Ele ficou 11 dias acordado. E viveu pra contar o resultado

Curiosidades
há 11 meses

Muitos de nós constantemente nos perguntamos o que aconteceria a uma pessoa se ela nunca dormisse ou, pelo menos, por um tempo relativamente longo. Estudos, trabalho, assuntos domésticos: tudo isso pode tirar o sono ou fazer pensar em como dormir menos para conseguir fazer tudo. Mas um conhecido experimento, realizado em 1963-1964, pode responder a todas suas perguntas. A ’cobaia’, o americano Randy Gardner, se ofereceu voluntariamente para o teste e contou os resultados.

O Incrível.club conta como o experimento foi conduzido e o que Randy sentiu.
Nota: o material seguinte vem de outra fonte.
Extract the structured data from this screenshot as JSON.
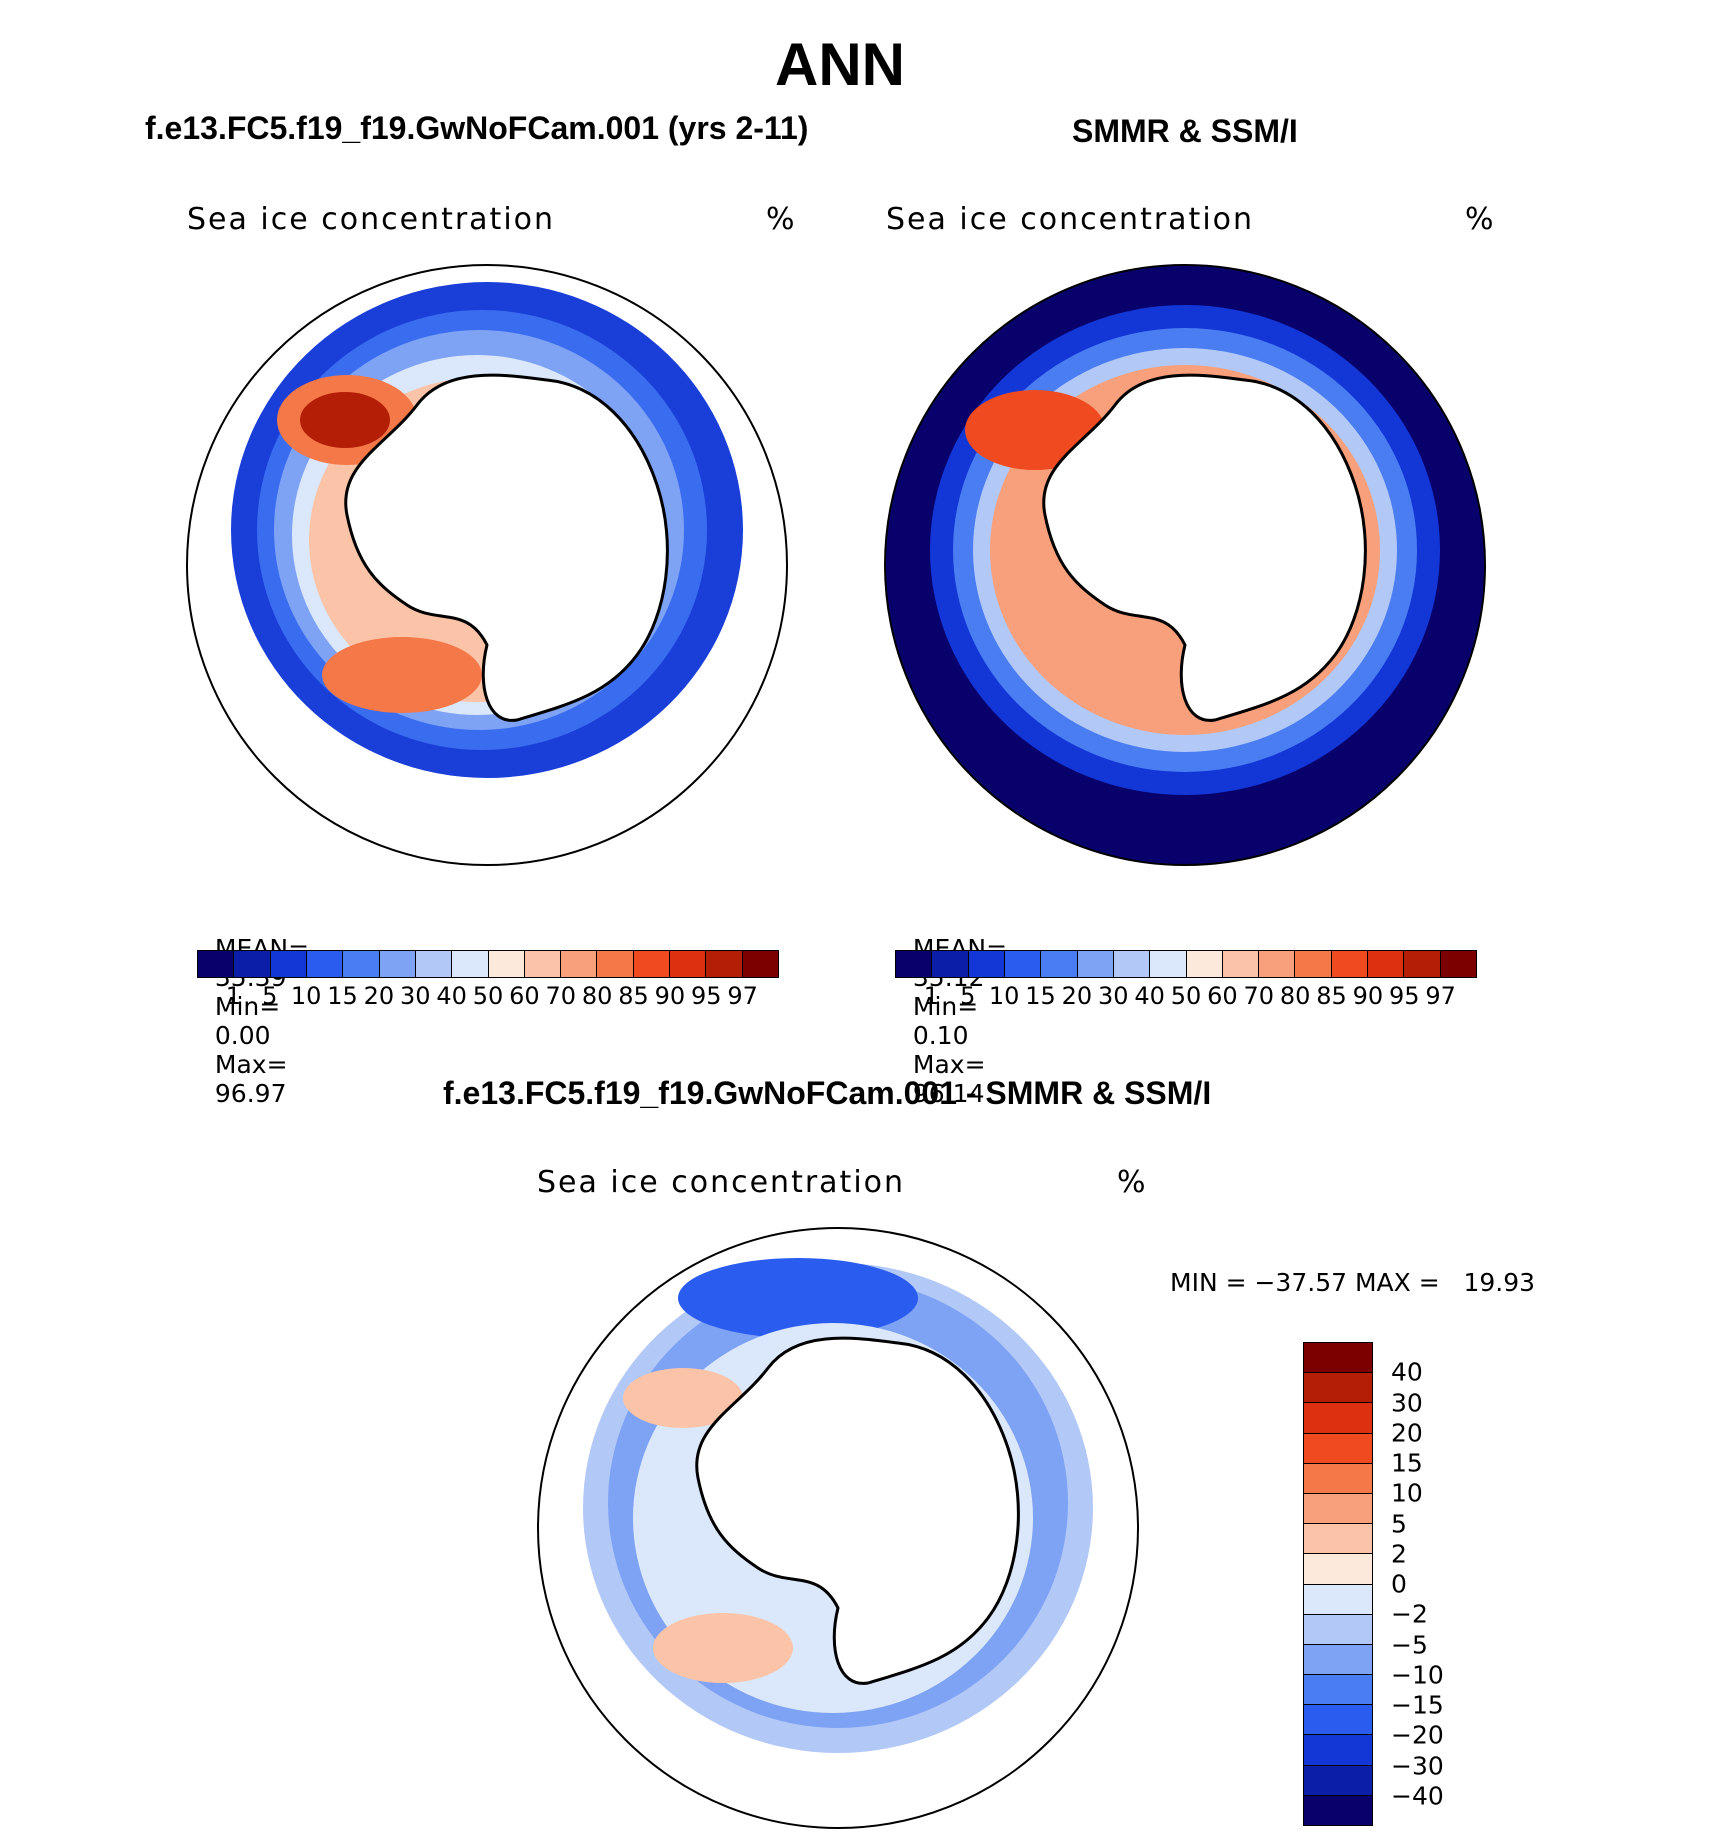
{
  "title": "ANN",
  "panels": [
    {
      "case_title": "f.e13.FC5.f19_f19.GwNoFCam.001 (yrs 2-11)",
      "variable": "Sea ice concentration",
      "units": "%",
      "stats": {
        "mean_label": "MEAN=",
        "mean": "35.39",
        "min_label": "Min=",
        "min": "0.00",
        "max_label": "Max=",
        "max": "96.97"
      }
    },
    {
      "case_title": "SMMR & SSM/I",
      "variable": "Sea ice concentration",
      "units": "%",
      "stats": {
        "mean_label": "MEAN=",
        "mean": "35.12",
        "min_label": "Min=",
        "min": "0.10",
        "max_label": "Max=",
        "max": "96.14"
      }
    },
    {
      "case_title": "f.e13.FC5.f19_f19.GwNoFCam.001 - SMMR & SSM/I",
      "variable": "Sea ice concentration",
      "units": "%",
      "stats_text": "MIN = −37.57 MAX =   19.93"
    }
  ],
  "colorbar_abs": {
    "levels": [
      "1",
      "5",
      "10",
      "15",
      "20",
      "30",
      "40",
      "50",
      "60",
      "70",
      "80",
      "85",
      "90",
      "95",
      "97"
    ],
    "colors": [
      "#08006b",
      "#0a1ea8",
      "#1237d6",
      "#2a5cf0",
      "#4a7cf2",
      "#7ea2f4",
      "#b2c8f7",
      "#dbe8fb",
      "#fde9dc",
      "#fbc4a8",
      "#f7a07b",
      "#f47848",
      "#f04b20",
      "#dc3010",
      "#b51e06",
      "#7d0000"
    ]
  },
  "colorbar_diff": {
    "levels": [
      "40",
      "30",
      "20",
      "15",
      "10",
      "5",
      "2",
      "0",
      "−2",
      "−5",
      "−10",
      "−15",
      "−20",
      "−30",
      "−40"
    ],
    "colors": [
      "#7d0000",
      "#b51e06",
      "#dc3010",
      "#f04b20",
      "#f47848",
      "#f7a07b",
      "#fbc4a8",
      "#fde9dc",
      "#dbe8fb",
      "#b2c8f7",
      "#7ea2f4",
      "#4a7cf2",
      "#2a5cf0",
      "#1237d6",
      "#0a1ea8",
      "#08006b"
    ]
  },
  "map_colors": {
    "model": [
      "#1a3fd8",
      "#3a6cf0",
      "#7ea2f4",
      "#dbe8fb",
      "#fbc4a8",
      "#f47848",
      "#b51e06"
    ],
    "obs": [
      "#08006b",
      "#1237d6",
      "#4a7cf2",
      "#b2c8f7",
      "#f7a07b",
      "#f04b20"
    ],
    "diff": [
      "#7ea2f4",
      "#4a7cf2",
      "#b2c8f7",
      "#dbe8fb",
      "#fbc4a8",
      "#2a5cf0"
    ]
  }
}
Randy, na um estudante de 17 anos, ficou 11 dias e 24 minutos sem dormir (de 28 de dezembro de 1963 a 8 de janeiro de 1964). E isso sem recorrer a estimulantes.

Dia 1

Gardner acordou às 6:00 da manhã e estava completamente pronto para o experimento.

Dia 2

Durante esse curto período de tempo, a falta de sono começou a ser sentida: Randy achou difícil se concentrar. Nesse dia, tocando objetos, tentou reconhecer o que eram apenas com a ajuda do tato.

O mais difícil do experimento foi não dormir de noite. Para evitar que isso acontecesse, Randy foi ajudado por seus amigos da escola e pelo pesquisador William Dement, da Universidade de Stanford, que participou do processo. Para não dormir, deram umas voltas de carro, foram a uma loja de donuts, ouviram música, jogaram basquete e paintball. Quando Randy ia ao banheiro, todos os que ali estavam conversavam com ele pela porta para se certificar de que ele não adormeceria. A única coisa que o grupo não fez para manter a vigília de Randy foi usar drogas, nem mesmo cafeína.

Dia 3

Aproximando-se do terceiro dia de vigília, Randy tornou-se caprichoso e perdeu a habilidade de repetir o trava-línguas mais simples.

Dia 4

No quarto dia, Gardner começou a ter alucinações. Ele se sentiu como sendo outra pessoa: Paul Lowe, um jogador de futebol americano. O jogador tinha 1,83 m de altura, pesava 91 kg e, além disso, era afro-americano, enquanto Randy um homem branco de 17 anos, com 59 kg.

A última semana do experimento

Quanto mais dias Randy passava sem dormir, mais frequentemente tinha tonturas e alucinações. Uma vez viu a parede se dissolver e tornar-se uma trilha de floresta. Ele ainda teve dificuldade para falar. A falta de sono levou Randy a não conseguir se lembrar do que tinha acabado de dizer. Seus pais, preocupados com essa condição, insistiram na realização de um exame médico, num hospital militar. O exame não revelou nenhuma anomalia física.

Randy Gardner depois do experimento

Às 2:00 da manhã de 8 de janeiro de 1964, foi estabelecido o recorde de tempo sem dormir. Após 4 horas de celebração e respondendo aos telefonemas dos jornalistas (sim, ainda houve uma coletiva de imprensa para contar os resultados), Randy foi levado ao hospital naval, onde, após um exame neurológico, adormeceu profundamente. Acordou depois das 14:40, sentindo-se ativo e recuperado.